Reusers' rights and obligations

If you want to use Gramps materials in your own books/articles/web sites or other publications, you can do so, but you have to follow the GFDL. If you are simply duplicating the Gramps article, you must follow section two of the GFDL on verbatim copying.

If you create a derivative version by changing or adding content, this entails the following:

  • your materials in turn have to be licensed under GFDL,
  • you must acknowledge the authorship of the article (section 4B), and
  • you must provide access to the "transparent copy" of the material (section 4J). (The "transparent copy" of a Gramps article is any of a number of formats available from us, including the wiki text, the html web pages, xml feed, etc.)

You may be able to partially fulfill the latter two obligations by providing a conspicuous direct link back to the Wikipedia article hosted on this website. You also need to provide access to a transparent copy of the new text. However, please note that the Gramps project makes no guarantee to retain authorship information and a transparent copy of articles. Therefore, you are encouraged to provide this authorship information and a transparent copy with your derived works.

Example notice

An example notice on a website using the Gramps article Features where the content is available under GFDL, would be a link to the page with the Gramps article, and the text 'Material lended from'.

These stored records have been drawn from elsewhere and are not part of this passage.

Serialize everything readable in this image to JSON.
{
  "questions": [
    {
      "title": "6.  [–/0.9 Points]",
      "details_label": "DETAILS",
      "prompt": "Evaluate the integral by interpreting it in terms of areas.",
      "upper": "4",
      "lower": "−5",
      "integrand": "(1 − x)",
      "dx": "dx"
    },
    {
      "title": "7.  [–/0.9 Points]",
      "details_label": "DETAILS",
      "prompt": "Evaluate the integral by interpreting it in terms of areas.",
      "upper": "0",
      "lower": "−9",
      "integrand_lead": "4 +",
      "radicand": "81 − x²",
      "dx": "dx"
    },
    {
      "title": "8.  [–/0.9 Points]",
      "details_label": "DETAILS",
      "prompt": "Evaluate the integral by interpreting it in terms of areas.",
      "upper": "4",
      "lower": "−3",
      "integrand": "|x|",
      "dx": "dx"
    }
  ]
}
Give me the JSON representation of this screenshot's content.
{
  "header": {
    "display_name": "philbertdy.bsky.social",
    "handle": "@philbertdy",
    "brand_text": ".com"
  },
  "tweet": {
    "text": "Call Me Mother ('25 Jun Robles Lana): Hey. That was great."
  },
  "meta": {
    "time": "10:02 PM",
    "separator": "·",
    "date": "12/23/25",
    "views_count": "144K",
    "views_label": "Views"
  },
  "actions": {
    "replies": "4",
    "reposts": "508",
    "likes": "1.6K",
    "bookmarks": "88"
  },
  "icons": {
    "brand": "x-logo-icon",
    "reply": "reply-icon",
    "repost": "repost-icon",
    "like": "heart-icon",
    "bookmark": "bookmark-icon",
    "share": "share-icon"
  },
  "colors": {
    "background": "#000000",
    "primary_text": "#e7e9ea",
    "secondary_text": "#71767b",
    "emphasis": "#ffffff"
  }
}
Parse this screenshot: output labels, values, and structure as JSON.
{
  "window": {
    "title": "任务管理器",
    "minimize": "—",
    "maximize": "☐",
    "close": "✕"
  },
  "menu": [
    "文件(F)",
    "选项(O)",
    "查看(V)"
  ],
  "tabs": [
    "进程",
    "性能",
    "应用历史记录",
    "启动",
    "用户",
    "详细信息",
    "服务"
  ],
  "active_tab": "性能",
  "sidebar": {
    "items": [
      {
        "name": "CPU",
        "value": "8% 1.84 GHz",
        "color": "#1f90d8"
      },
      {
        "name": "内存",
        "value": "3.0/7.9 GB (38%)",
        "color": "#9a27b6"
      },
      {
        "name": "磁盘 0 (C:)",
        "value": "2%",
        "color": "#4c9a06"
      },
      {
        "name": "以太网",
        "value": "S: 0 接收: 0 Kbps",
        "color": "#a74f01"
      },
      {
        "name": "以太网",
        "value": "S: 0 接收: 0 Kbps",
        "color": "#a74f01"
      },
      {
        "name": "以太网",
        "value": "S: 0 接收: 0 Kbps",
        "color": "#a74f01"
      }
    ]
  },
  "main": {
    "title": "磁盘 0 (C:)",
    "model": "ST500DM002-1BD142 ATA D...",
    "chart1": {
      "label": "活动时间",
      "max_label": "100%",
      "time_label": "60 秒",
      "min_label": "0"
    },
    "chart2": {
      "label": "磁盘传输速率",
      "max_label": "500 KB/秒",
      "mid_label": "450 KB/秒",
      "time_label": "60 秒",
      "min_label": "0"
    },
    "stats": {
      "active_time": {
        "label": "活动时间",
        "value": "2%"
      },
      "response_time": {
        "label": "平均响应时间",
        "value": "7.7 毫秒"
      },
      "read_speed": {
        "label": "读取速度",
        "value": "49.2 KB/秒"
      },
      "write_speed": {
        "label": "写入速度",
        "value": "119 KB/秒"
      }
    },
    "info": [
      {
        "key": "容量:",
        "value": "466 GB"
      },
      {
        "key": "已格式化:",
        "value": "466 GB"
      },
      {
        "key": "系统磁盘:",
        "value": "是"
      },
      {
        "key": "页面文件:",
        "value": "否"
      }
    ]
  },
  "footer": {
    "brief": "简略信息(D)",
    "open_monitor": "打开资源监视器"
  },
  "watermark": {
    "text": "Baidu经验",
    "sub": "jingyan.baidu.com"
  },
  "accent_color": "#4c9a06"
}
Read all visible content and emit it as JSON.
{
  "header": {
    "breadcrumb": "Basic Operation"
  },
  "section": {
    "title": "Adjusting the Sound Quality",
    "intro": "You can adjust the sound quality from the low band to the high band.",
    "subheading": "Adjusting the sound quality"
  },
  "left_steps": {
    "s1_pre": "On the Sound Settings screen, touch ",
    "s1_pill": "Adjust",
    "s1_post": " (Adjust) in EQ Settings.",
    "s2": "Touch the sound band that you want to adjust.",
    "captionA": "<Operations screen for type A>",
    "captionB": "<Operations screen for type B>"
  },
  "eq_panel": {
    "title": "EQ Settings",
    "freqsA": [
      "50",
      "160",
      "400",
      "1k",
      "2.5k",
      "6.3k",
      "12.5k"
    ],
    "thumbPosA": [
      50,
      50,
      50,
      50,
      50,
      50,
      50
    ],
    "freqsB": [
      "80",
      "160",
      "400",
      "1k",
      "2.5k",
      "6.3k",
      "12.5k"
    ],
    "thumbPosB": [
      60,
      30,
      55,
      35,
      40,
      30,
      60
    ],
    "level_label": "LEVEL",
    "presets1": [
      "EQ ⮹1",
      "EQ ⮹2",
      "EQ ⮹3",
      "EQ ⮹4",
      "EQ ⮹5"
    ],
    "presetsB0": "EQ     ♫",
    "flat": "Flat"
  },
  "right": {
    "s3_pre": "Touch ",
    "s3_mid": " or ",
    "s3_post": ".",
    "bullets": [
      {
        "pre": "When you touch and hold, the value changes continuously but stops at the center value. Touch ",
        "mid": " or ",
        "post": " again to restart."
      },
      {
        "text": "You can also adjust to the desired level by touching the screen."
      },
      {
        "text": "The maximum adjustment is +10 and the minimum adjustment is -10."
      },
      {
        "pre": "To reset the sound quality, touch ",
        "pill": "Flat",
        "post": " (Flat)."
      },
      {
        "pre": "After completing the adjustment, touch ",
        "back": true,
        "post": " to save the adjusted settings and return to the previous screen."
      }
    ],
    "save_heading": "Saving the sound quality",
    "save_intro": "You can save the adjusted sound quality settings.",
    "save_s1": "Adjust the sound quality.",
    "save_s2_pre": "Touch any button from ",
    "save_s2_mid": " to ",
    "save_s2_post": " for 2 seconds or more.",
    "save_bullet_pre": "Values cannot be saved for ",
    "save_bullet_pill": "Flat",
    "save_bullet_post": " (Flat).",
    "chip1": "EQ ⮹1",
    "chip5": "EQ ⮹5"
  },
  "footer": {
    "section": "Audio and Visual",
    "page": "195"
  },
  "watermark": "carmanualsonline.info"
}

A general example notice, for an article that uses the Gramps article Features might read as follows:

This article is licensed under the GNU Free Documentation License. It uses material from the Gramps article "Gramps program features".

("Gramps program features" and the URLs enclosed in the above must of course be substituted as necessary.)

Alternatively you can distribute your copy of "Gramps program features" and list at least five (or all if fewer than five) principal authors on the title page (or top of the document), as explained in the text of the GFDL license. All (re-)distributed documents need to include a copy of the GFDL license text.

Fair use materials and special requirements

All original Gramps text is distributed under the GFDL. Gramps articles may also include quotations, images, or other media under the U.S. Copyright law doctrine. It is preferred that these be obtained under the most "free content" license practical (such as the GFDL or public domain). In cases where no such images/sounds are currently available, then fair use may be used in certain circumstances.

In Gramps, such "fair use" material should be identified as from an external source (on the image description page, or history page, as appropriate). This also leads to possible restrictions on the use, outside of Gramps, of such "fair use" content retrieved from Gramps: this "fair use" content does not fall under the GFDL license as such, but under the "fair use" (or similar/different) regulations in the country where the media are retrieved. As an example, this could be an image of a commercial genealogical application as retrieved from a company website.

Gramps may use some text under licenses that are compatible with the GFDL but may require additional terms that we do not require for original Gramps text (such as including Invariant Sections, Front-Cover Texts, or Back-Cover Texts). When wanting to contribute such texts that include Invariant Sections or Cover Texts to Gramps, see Introducing invariant sections or cover texts in Gramps above.

If you are the owner of Gramps-hosted content being used without your permission

If you are the owner of content that is being used on Gramps without your permission, then you may request the page be immediately removed from Gramps. Contact us by mailing the developers mailing list. Note that it can take up to a week for the page to be deleted (you may also blank the page and replace it with the words "The previous content of this page appears to infringe on the copyright of the text from the source(s): yoururl/source. Mail has been send to the developers to resolve this issue". Note that the text will still be in the page history). Either way, we will, of course, need some evidence to support your claim of ownership.